File metadata and controls

125 lines (97 loc) · 3.69 KB

pickle: bytes <-> object

如果是通用的传输格式 json/yaml/protobuf 呢,想把一个 json 序列化成"强类型"的 class/object 而不是一个 dict

dataclass

import dataclasses
import json
@dataclasses.dataclass
class User: id: int
user: User = json.loads(b'{"id":1}', object_hook=lambda x: User(**x))
print(user)
print(json.dumps(dataclasses.asdict(user)))
# User(id=1)
# {"id": 1}

dataclass 对于像 namedtuple 一样简单的单层的 json 反序列化和序列化达到预期效果

但是不能用于多层嵌套的 json

namedtuple/TypedDict?

pycharm/pylance 都无法识别这两动态创建的类,没有自动补全等提示,对开发极不友好

marshmallow

marshmallow 是个第三方库序列化框架,可以作为致命 ORM 库 SQLAlchemy 的序列化反序列化格式

from marshmallow import Schema, fields
import json

class CamelCaseSchema(Schema):
    def on_bind_field(self, field_name, field_obj):
        def camelcase(s):
            parts = iter(s.split("_"))
            return next(parts) + "".join(i.title() for i in parts)
        field_obj.data_key = camelcase(field_obj.data_key or field_name)
class Job(Schema):
    id = fields.Integer()
class User(CamelCaseSchema):
    user_jobs = fields.List(fields.Nested(Job()))

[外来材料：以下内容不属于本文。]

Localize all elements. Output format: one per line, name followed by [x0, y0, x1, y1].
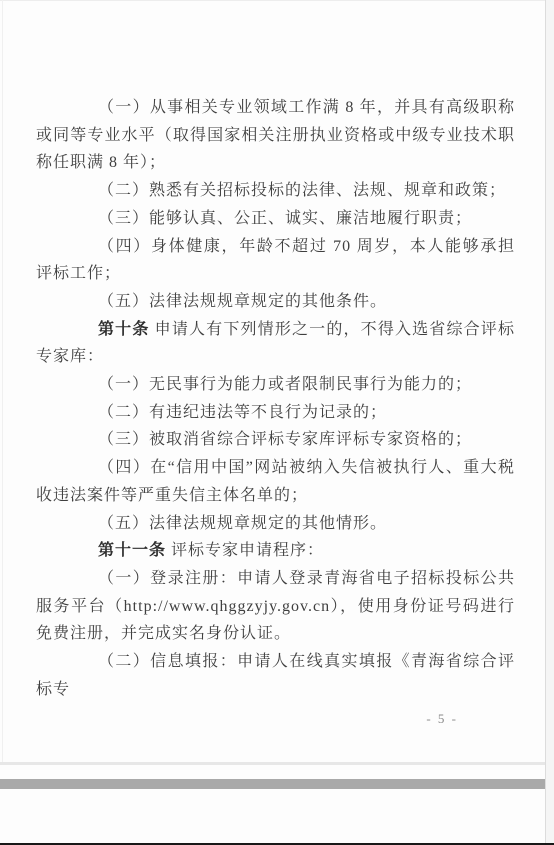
text-run: （二）有违纪违法等不良行为记录的；	[98, 404, 387, 421]
article-number: 第十一条	[98, 542, 166, 559]
paragraph: （五）法律法规规章规定的其他条件。	[36, 288, 515, 316]
paragraph: （一）登录注册：申请人登录青海省电子招标投标公共服务平台（http://www.…	[36, 565, 515, 648]
paragraph: （三）能够认真、公正、诚实、廉洁地履行职责；	[36, 205, 515, 233]
text-run: （一）登录注册：申请人登录青海省电子招标投标公共服务平台（http://www.…	[36, 570, 515, 642]
page-number: - 5 -	[0, 711, 458, 727]
page-bottom-edge	[0, 762, 545, 765]
page-left-edge	[2, 0, 3, 764]
text-run: （一）从事相关专业领域工作满 8 年，并具有高级职称或同等专业水平（取得国家相关…	[36, 99, 515, 171]
page-separator	[0, 779, 554, 789]
paragraph: （五）法律法规规章规定的其他情形。	[36, 510, 515, 538]
paragraph: （二）熟悉有关招标投标的法律、法规、规章和政策；	[36, 177, 515, 205]
paragraph: （二）信息填报：申请人在线真实填报《青海省综合评标专	[36, 648, 515, 703]
paragraph: （一）无民事行为能力或者限制民事行为能力的；	[36, 371, 515, 399]
paragraph: 第十条 申请人有下列情形之一的，不得入选省综合评标专家库：	[36, 316, 515, 371]
text-run: （五）法律法规规章规定的其他条件。	[98, 293, 387, 310]
text-run: （五）法律法规规章规定的其他情形。	[98, 515, 387, 532]
paragraph: （一）从事相关专业领域工作满 8 年，并具有高级职称或同等专业水平（取得国家相关…	[36, 94, 515, 177]
text-run: （四）身体健康，年龄不超过 70 周岁，本人能够承担评标工作；	[36, 238, 515, 283]
next-page-top	[0, 789, 545, 843]
text-run: （三）被取消省综合评标专家库评标专家资格的；	[98, 431, 472, 448]
text-run: （一）无民事行为能力或者限制民事行为能力的；	[98, 376, 472, 393]
paragraph: （四）在“信用中国”网站被纳入失信被执行人、重大税收违法案件等严重失信主体名单的…	[36, 454, 515, 509]
text-run: （二）信息填报：申请人在线真实填报《青海省综合评标专	[36, 653, 515, 698]
text-run: （三）能够认真、公正、诚实、廉洁地履行职责；	[98, 210, 472, 227]
paragraph: （三）被取消省综合评标专家库评标专家资格的；	[36, 426, 515, 454]
document-text: （一）从事相关专业领域工作满 8 年，并具有高级职称或同等专业水平（取得国家相关…	[36, 94, 515, 703]
text-run: 评标专家申请程序：	[166, 542, 324, 559]
paragraph: 第十一条 评标专家申请程序：	[36, 537, 515, 565]
scan-right-gutter	[545, 0, 554, 845]
viewport-top-edge	[0, 0, 554, 1]
text-run: （四）在“信用中国”网站被纳入失信被执行人、重大税收违法案件等严重失信主体名单的…	[36, 459, 515, 504]
paragraph: （二）有违纪违法等不良行为记录的；	[36, 399, 515, 427]
text-run: （二）熟悉有关招标投标的法律、法规、规章和政策；	[98, 182, 506, 199]
scanned-page-5: （一）从事相关专业领域工作满 8 年，并具有高级职称或同等专业水平（取得国家相关…	[0, 0, 545, 764]
paragraph: （四）身体健康，年龄不超过 70 周岁，本人能够承担评标工作；	[36, 233, 515, 288]
article-number: 第十条	[98, 321, 150, 338]
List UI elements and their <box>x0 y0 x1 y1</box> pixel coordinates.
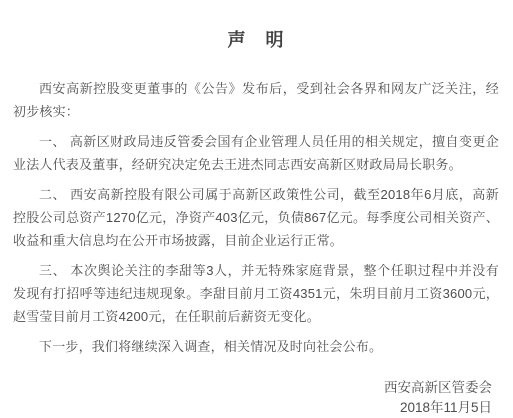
signature-block: 西安高新区管委会 2018年11月5日 <box>13 378 499 418</box>
paragraph-closing: 下一步，我们将继续深入调查，相关情况及时向社会公布。 <box>13 335 499 358</box>
statement-document: 声 明 西安高新控股变更董事的《公告》发布后，受到社会各界和网友广泛关注，经初步… <box>0 0 513 418</box>
signature-date: 2018年11月5日 <box>13 398 492 418</box>
paragraph-item-2: 二、 西安高新控股有限公司属于高新区政策性公司，截至2018年6月底，高新控股公… <box>13 183 499 252</box>
document-title: 声 明 <box>13 30 499 50</box>
paragraph-item-1: 一、 高新区财政局违反管委会国有企业管理人员任用的相关规定，擅自变更企业法人代表… <box>13 130 499 176</box>
signature-org: 西安高新区管委会 <box>13 378 492 398</box>
paragraph-intro: 西安高新控股变更董事的《公告》发布后，受到社会各界和网友广泛关注，经初步核实： <box>13 77 499 123</box>
paragraph-item-3: 三、 本次舆论关注的李甜等3人，并无特殊家庭背景，整个任职过程中并没有发现有打招… <box>13 259 499 328</box>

loaded = User().load(json.loads(b'{"userJobs":[{"id":1}]}'))
print(type(loaded), loaded)
# <class 'dict'> {'user_jobs': [{'id': 1}]}
dumped = User().dump(loaded)
print(dumped)
# {'userJobs': [{'id': 1}]}

默认是 serde(deny_unknown_fields)

如果想忽略多余字段,则需要加一个内部类,例如

@dataclass
class Graph:
    nodes: List[Node]
    edges: List[Edge]
    class Meta:
        unknown = marshmallow.EXCLUDE

虽然支持 serde(rename_all) 但输入是 dict 反序列化的结果还是dict 只能作为一个 Validation 检查 json 有没有缺字段

marshmallow_dataclass

import json
from marshmallow_dataclass import dataclass
from typing import List
@dataclass
class Job:
    id: int
@dataclass
class User:
    userJobs: List[Job]
    class Meta: unknown = "exclude"

loaded: User = User.Schema().load(json.loads('{"userJobs":[{"id":1}], "unknownField":1}'))
print(type(User), loaded)
print(User.Schema().dump(loaded))
# <class 'type'> User(userJobs=[Job(id=1)])
# {'userJobs': [{'id': 1}]}

marshmallow_dataclass 好处是用 typehint 格式很简短可读性强

例如前者要 id = fields.Integer() 的字段定义,后者写成 id: int 即可

但要如何像 marshmallow 那样支持 serde(rename_all="CamelCase") 序列化后自动重命名 snake_case 为驼峰?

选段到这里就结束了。